Sylvia Whincup was born Sylvia Gladys Bosselmann, to Roland Bosselmann, a dentist, and Rita (nee Ziebell) at Kerang on 11 March 1921. She had a younger sister, Margarita Sophie Bosselmann, born in 1927.
Sylvia attended Kerang High School and gained a place at Melbourne University after taking the school leaver's examinations in 1938. In 1942 she earned a Bachelor of Science degree in Geology and Chemistry. She was awarded a Kernot Research Scholarship and went on to complete a Masters of Science program in 1943, publishing her results in the Proceedings of the Royal Society of Victoria in 1944.
Shortly after finishing her Bachelor degree she became engaged to Charles Reginald Whinchup, a fellow geology student at Melbourne University. They married in the University of Melbourne's Trinity College Chapel on 3 April 1943. Sadly, her husband, then a flight officer in the Royal Australian Air Force, was killed during the Second World War. Their son, Peter Reginald Whincup, was born in Kerang on 4 September 1944.

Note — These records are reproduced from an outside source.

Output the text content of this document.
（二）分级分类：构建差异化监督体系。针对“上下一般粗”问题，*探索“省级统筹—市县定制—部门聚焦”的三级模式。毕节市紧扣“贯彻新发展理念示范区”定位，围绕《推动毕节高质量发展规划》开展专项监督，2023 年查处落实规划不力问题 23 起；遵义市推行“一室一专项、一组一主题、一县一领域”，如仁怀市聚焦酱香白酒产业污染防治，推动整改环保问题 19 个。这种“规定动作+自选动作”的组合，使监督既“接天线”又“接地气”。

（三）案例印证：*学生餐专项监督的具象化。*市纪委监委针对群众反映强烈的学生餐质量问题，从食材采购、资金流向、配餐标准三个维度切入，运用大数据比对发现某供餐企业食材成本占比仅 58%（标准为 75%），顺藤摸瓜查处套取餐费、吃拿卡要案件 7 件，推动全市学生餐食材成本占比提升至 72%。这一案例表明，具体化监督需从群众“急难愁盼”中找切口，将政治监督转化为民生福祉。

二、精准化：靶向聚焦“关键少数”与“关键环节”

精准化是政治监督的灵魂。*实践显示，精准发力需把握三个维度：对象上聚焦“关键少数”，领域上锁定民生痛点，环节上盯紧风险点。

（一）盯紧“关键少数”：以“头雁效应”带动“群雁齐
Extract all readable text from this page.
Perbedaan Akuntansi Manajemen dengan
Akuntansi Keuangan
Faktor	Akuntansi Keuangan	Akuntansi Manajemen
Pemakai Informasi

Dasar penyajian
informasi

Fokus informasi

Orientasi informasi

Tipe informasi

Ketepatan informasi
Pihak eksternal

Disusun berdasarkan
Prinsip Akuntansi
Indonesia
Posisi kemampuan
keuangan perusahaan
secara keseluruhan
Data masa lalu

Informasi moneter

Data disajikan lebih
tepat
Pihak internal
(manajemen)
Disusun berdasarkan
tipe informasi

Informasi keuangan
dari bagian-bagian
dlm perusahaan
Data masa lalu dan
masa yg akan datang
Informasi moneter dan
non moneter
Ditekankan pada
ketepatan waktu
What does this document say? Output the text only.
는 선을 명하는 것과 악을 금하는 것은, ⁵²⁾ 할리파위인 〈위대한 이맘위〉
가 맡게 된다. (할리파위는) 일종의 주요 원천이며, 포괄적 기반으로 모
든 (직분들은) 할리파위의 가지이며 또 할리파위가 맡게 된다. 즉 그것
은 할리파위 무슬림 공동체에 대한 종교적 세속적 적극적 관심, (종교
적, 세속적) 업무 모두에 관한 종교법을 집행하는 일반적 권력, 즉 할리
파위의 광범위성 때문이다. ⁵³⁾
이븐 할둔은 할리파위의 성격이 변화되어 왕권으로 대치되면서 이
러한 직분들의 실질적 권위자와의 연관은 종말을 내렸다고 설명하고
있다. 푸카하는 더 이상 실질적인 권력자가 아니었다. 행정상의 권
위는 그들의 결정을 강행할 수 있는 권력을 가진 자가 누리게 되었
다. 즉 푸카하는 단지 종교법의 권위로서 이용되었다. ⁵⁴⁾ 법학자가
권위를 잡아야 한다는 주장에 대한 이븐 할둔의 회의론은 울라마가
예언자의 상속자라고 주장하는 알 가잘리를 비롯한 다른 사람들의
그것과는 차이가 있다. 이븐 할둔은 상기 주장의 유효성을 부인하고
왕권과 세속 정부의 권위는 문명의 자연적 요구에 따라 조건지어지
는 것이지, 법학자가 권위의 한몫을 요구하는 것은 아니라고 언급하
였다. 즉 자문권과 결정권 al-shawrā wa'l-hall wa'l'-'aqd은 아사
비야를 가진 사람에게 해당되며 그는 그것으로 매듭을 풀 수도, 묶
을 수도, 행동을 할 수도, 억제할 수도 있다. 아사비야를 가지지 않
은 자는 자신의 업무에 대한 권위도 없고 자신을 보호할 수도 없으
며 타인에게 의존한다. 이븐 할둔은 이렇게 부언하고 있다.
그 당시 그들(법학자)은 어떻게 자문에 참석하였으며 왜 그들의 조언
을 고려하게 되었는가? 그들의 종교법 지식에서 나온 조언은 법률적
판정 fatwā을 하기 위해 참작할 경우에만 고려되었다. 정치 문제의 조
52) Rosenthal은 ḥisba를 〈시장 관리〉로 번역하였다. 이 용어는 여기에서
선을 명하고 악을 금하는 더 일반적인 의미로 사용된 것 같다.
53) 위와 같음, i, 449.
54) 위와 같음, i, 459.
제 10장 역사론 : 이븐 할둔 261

In 1946 Sylvia was appointed Mineralogist at the National Museum of Victoria, the first person appointed to the post. During her time in the role Sylvia greatly expanded the collection. She collected many geological specimens for the collection and also participated in other of the museum's expeditions. Most notable of these was the 1947 expedition up the Snowy River Gorge with Charles Brazenor (Curator of Mammals), Hope Macpherson (Curator of Molluscs) and Robert Boswell (Preparator) which showed that the Brush-tailed Rock-wallaby was not, as had been though, extinct. She was keen to encourage people to visit the collections and learn about them and was instrumental in setting up the museum's first gem displays. She was particularly interested in gemmology, training members of the Gemmological Association in gem identification as part of a two year certification process, and giving regular weekly lectures to the members.
Sylvia left the Museum in 1950 when she married Bob Whitehead, another geologist, and moved to South Australia. She and Bob had two sons, Richard and Brian. In 1958 she started work at BHP as a petrologist and in 1965 both she and her husband joined Anaconda Australia Inc. In 1968, following the death of her second husband, she began work with the Australian Mineral Development Laboratories (AMDEL) as a petrologist. She retired in 1981.
Sylvia died on 12 November 2012. She was survived by two sons, Peter Whincup and Richard Whitehead.